The rambling bands play late into the night.  A brassy awakening as they stumble down the street in-step but off-key.  Their sound slips down the chimney becoming amplified and resonant between the handmade bricks stacked with plaster. I lie parallel to the street on my raft of slumber as the shrieks of youthful abandon interrupt the obvious flow of this quiet town.  Hours later, before the sun stretches to the horizon, the blackbirds chatter as if to nag it home to warm their nests. 

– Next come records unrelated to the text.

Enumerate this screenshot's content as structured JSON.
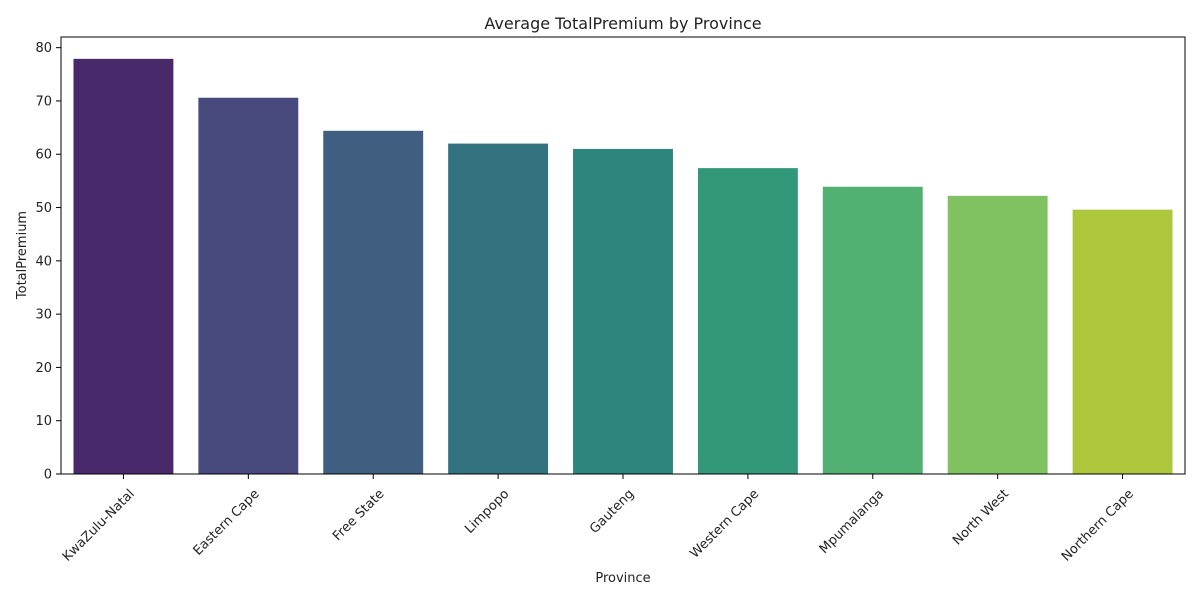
{
  "chart_data": {
    "type": "bar",
    "title": "Average TotalPremium by Province",
    "xlabel": "Province",
    "ylabel": "TotalPremium",
    "categories": [
      "KwaZulu-Natal",
      "Eastern Cape",
      "Free State",
      "Limpopo",
      "Gauteng",
      "Western Cape",
      "Mpumalanga",
      "North West",
      "Northern Cape"
    ],
    "values": [
      77.9,
      70.6,
      64.4,
      62.0,
      61.0,
      57.4,
      53.9,
      52.2,
      49.6
    ],
    "colors": [
      "#482a6b",
      "#48497c",
      "#3f5e80",
      "#357280",
      "#2e857d",
      "#33987a",
      "#52b073",
      "#80c262",
      "#adc73c"
    ],
    "ylim": [
      0,
      82
    ],
    "yticks": [
      0,
      10,
      20,
      30,
      40,
      50,
      60,
      70,
      80
    ],
    "legend": "none",
    "grid": false
  }
}
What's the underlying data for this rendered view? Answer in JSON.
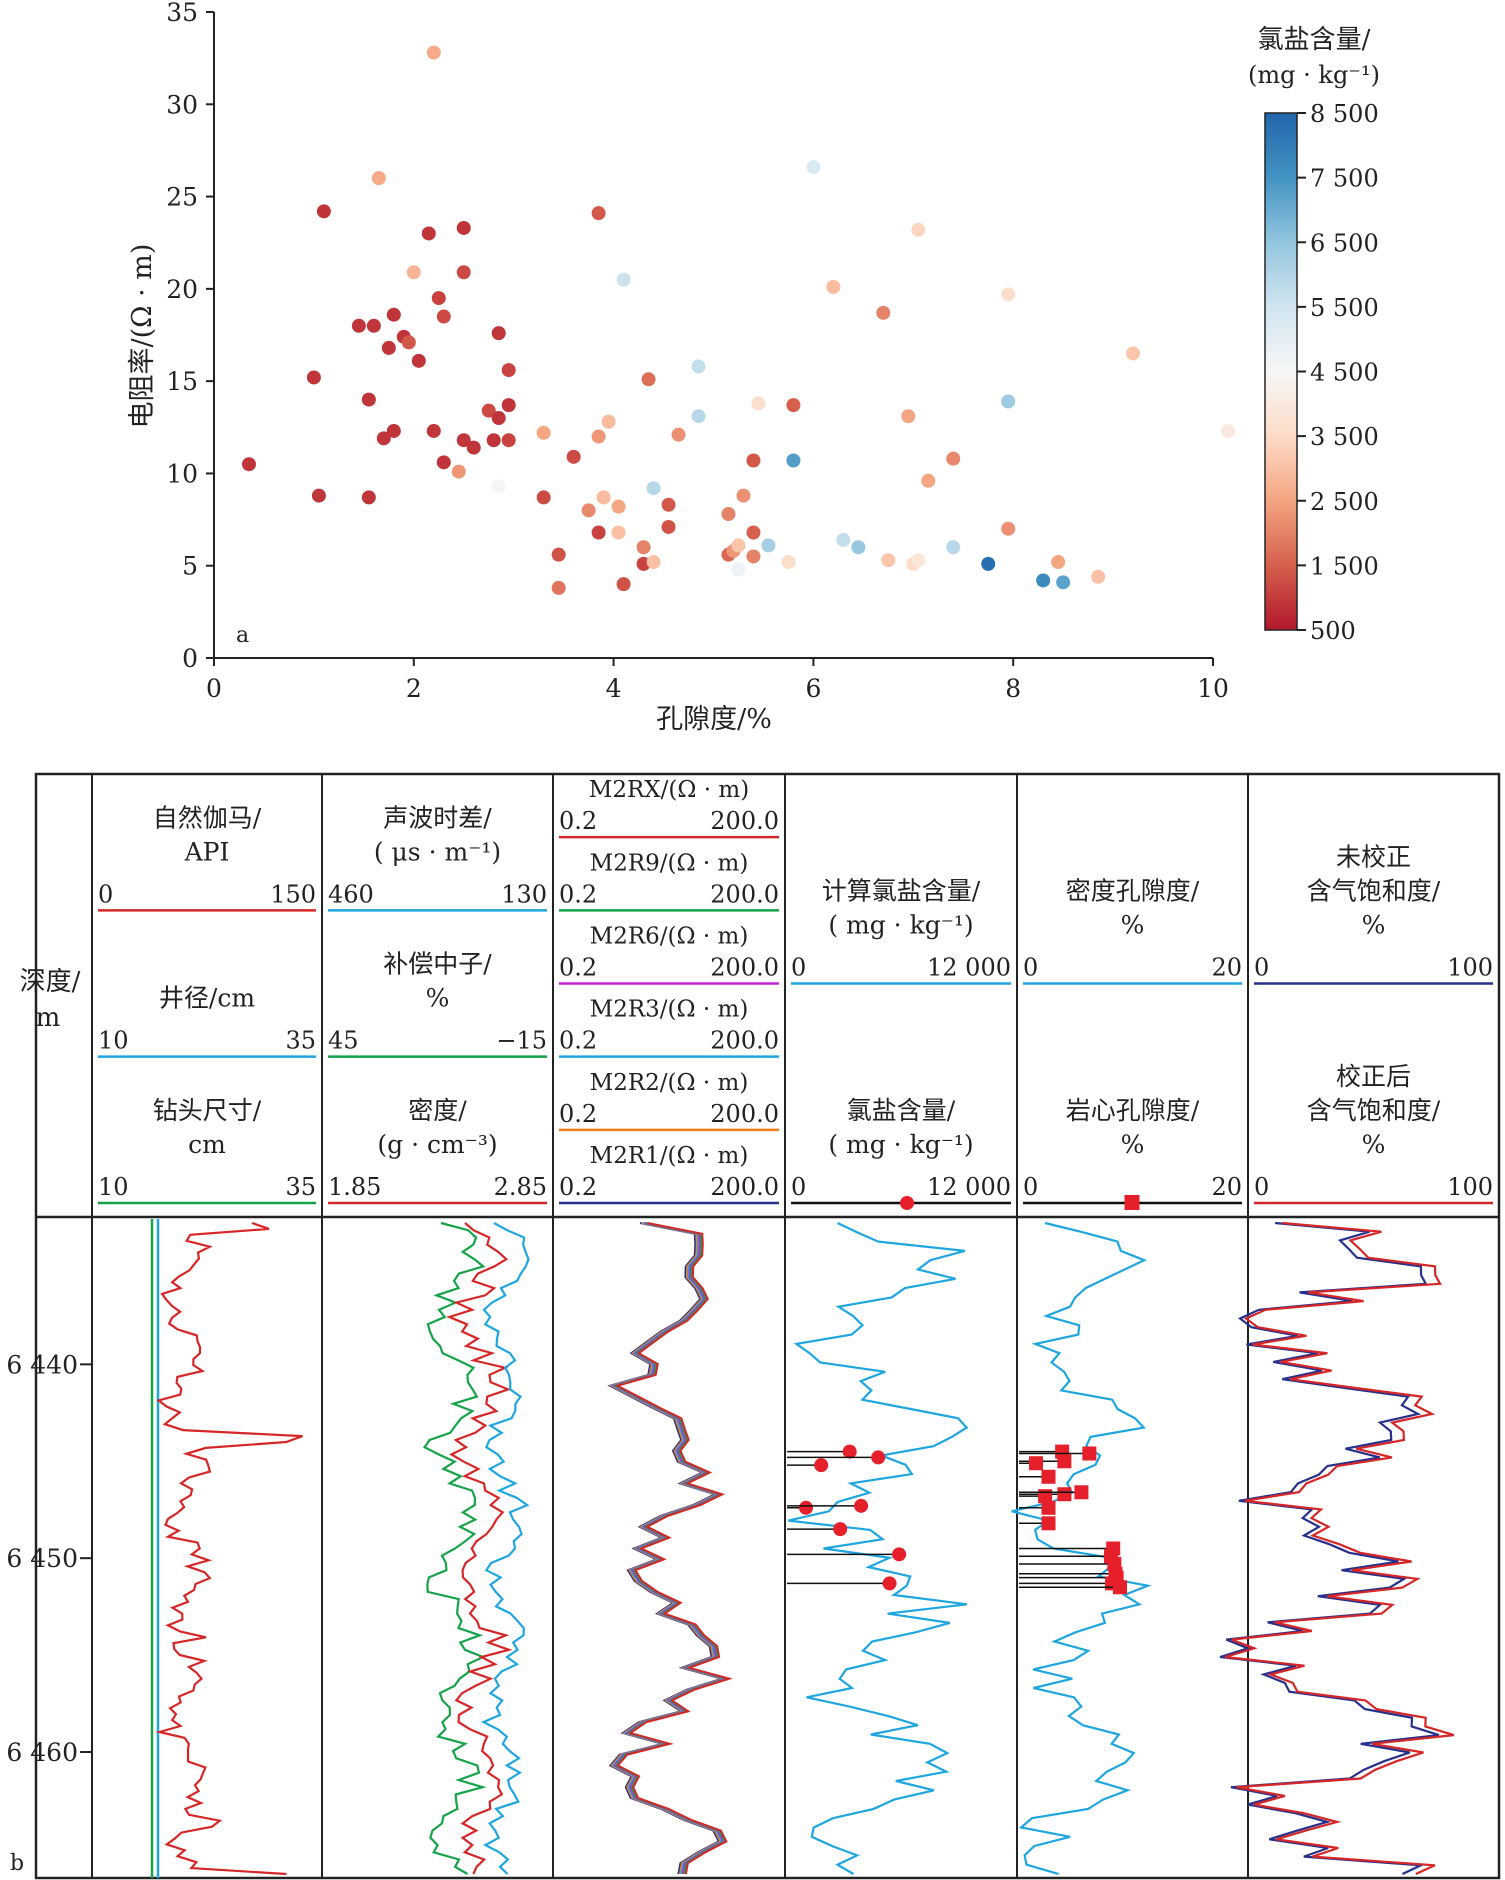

At seven, the bells one block from my bed remind sleepers there are places to kneel and renew, and if the listeners forget, they ring twice more each half hour, countering the call from Peter’s dreaded bird.  A descendant of this bird sits on the wall of our house, screaming his own praises until the neighbor’s broom restores the silence. 

The paved cobblestone remind me I am in Mexico, as nothing sounds better on cobblestone than a man on a horse.  The shoes of the beast smack the pavement proudly—the same sound as a child bragging his good deed. As the farmers leave to the fields, herding their animals for a day of grazing, the early commuters join the symphony of what is morning—shuffling their old sandals along their respective paths, murmuring pleasantries.

The abrasive calls of the garbage collectors soon overpower the softness of the dawn.  “Baaasura!” said so loudly and fast the word is indistinguishable shouting to my stupor.  As the trash men pass, the gas men follow, in a large rattling, highly flammable truck.  For such noise, my dreamy imagination puts a young man astride the propane tanks beating an empty canister with a stick—a hero warning the town of the imminent downfall of a household without. 

Sleep can no longer distract me from the world outside my bedroom.  I shake off my blanket of unconsciousness and join the living.